Personally I've always looked for the routes that involve the least amount of climbing and let the downhill parts sort themselves out. I will now have to search for these legendary downhill all the way routes, especially the circular ones, along with looking for those damned elusive magnetic monopoles.
As another cycle commuter (OK, not all the time these days) I would say that whilst I understand the issues of cyclist passing through/jumping red lights. It's still not something I would do as it just sets a really bad example and tends to lead to "retaliation" or remonstrations from motorists (I have gone through temporary lights at roadworks however, as there is often room to pass safely inside the cones out of the traffic flow).
A bit more tolerance and understanding of each others views from pedestrians, cyclists, motorists (including taxi & bus drivers etc) is whats really required.
Okay, so I thought I'd try the route planner out and see how it fared against the TfL journey planner. I asked it to advise a route from my office off Regent St in the West End to my house in South London.
Within 200 yards it had directed me over a pavement and down a pedestrianised street, over a pedestrian crossing, and down a pedestrianised alleyway, and then the wrong way down a one way street to St James' Square, and then down the wrong, one-way exit of said square into traffic on Pall Mall.
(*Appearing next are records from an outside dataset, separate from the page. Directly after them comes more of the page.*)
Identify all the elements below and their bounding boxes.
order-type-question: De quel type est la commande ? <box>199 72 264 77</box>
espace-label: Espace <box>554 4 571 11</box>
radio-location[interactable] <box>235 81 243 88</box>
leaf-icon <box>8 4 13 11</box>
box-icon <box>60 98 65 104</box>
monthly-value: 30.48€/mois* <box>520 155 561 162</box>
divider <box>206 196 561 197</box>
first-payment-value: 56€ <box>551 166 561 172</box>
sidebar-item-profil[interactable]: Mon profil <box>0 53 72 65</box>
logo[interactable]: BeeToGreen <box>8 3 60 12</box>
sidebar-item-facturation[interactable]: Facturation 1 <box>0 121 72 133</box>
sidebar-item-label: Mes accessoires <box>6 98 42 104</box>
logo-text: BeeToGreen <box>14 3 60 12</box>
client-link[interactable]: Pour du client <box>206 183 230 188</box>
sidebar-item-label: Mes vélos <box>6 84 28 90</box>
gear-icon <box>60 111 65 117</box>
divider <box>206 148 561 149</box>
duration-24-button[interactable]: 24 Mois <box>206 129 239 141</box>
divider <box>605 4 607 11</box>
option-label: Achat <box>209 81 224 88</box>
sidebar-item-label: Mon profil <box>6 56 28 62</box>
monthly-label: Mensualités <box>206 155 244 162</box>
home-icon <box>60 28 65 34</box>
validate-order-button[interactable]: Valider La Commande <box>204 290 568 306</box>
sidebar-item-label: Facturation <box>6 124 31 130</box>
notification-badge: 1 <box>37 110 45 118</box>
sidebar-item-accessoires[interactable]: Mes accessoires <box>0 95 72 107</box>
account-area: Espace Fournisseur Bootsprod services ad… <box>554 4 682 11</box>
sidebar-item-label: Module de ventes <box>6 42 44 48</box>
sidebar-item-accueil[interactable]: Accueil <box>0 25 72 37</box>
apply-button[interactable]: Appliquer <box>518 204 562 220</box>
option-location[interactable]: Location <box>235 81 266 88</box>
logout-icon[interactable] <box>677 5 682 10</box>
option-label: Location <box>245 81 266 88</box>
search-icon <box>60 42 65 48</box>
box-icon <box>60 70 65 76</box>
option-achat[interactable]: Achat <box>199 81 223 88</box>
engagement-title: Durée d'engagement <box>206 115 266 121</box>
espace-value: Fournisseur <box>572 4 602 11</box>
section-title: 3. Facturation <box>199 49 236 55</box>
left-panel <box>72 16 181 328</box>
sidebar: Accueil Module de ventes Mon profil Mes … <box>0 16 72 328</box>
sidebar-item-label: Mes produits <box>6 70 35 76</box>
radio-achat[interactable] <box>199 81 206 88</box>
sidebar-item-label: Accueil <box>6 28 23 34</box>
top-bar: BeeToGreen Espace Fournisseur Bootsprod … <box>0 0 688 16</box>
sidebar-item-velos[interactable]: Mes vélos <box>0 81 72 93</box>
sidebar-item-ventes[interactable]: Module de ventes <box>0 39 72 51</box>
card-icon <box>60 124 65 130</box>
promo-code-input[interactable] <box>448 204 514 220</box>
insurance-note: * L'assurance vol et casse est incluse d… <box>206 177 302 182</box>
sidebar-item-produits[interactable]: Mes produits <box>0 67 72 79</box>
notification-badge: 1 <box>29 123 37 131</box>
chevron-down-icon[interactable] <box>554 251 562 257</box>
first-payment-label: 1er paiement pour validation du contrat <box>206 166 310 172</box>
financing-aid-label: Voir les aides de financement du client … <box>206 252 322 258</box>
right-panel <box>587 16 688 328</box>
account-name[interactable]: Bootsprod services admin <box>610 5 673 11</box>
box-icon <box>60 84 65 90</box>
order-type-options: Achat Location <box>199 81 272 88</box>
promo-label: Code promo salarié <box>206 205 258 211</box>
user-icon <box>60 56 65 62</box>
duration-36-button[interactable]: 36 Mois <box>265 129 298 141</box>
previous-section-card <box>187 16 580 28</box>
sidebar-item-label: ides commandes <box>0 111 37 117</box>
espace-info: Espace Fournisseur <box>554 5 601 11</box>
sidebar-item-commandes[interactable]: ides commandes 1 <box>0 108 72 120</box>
It didn't improve much from there, taking in other one way streets, main roads and frankly lunatic detours and right hand turns on major roads. Absolutely nuts.
Almost as if it had been programmed by a cycle courier or cursed lycra lunatic that is so loathed by the majority of Londoners.
The much maligned TfL Journey Planner is an absolute winner by comparison.
Priority to downhill routes? Kind of silly when your destination is higher than your starting point. Different cyclists have different preferences when it comes to climbing. Some prefer one short sharp climb to a long gentle gradient if they've got to climb at all, some prefer it the other way. Some cyclists would rather add several miles to their journey than endure a few hundred yards of climbing, some would always go for the shorted route.
My home is about 120 metres higher than my place of work. There are various routes which vary from about 250m of climbing to 330m. The my preferred route is the one with the most climbing and it's not the shortest. Don't get me wrong, it's not that I love climbing. It's that, even though it's a couple of miles further there is a lot less traffic and very few busy urban junctions. So it's actually quicker to do it the hard way.
As for safety I'm not convinced that staying away from busy urban roads is safer. IME you're just as likely to get clouted by cars on quiet rural roads, and when you do get hit you'll get hit harder. On these roads traffic tends to be faster, but the roads narrower. As a result car drivers who feel that it is compulsory to pass cyclists as soon as they see them are more likely to make a dangerous move. Cars coming up behind at 60mph only to discover oncoming traffic precludes their passing are more likely to clout you up the chuff than they would at half that speed. Car drivers encountering oncoming traffic when passing a cyclist on a blind crest or bend (a daily occurence) will instinctively swerve into the cyclist to avoid hitting the oncoming traffic.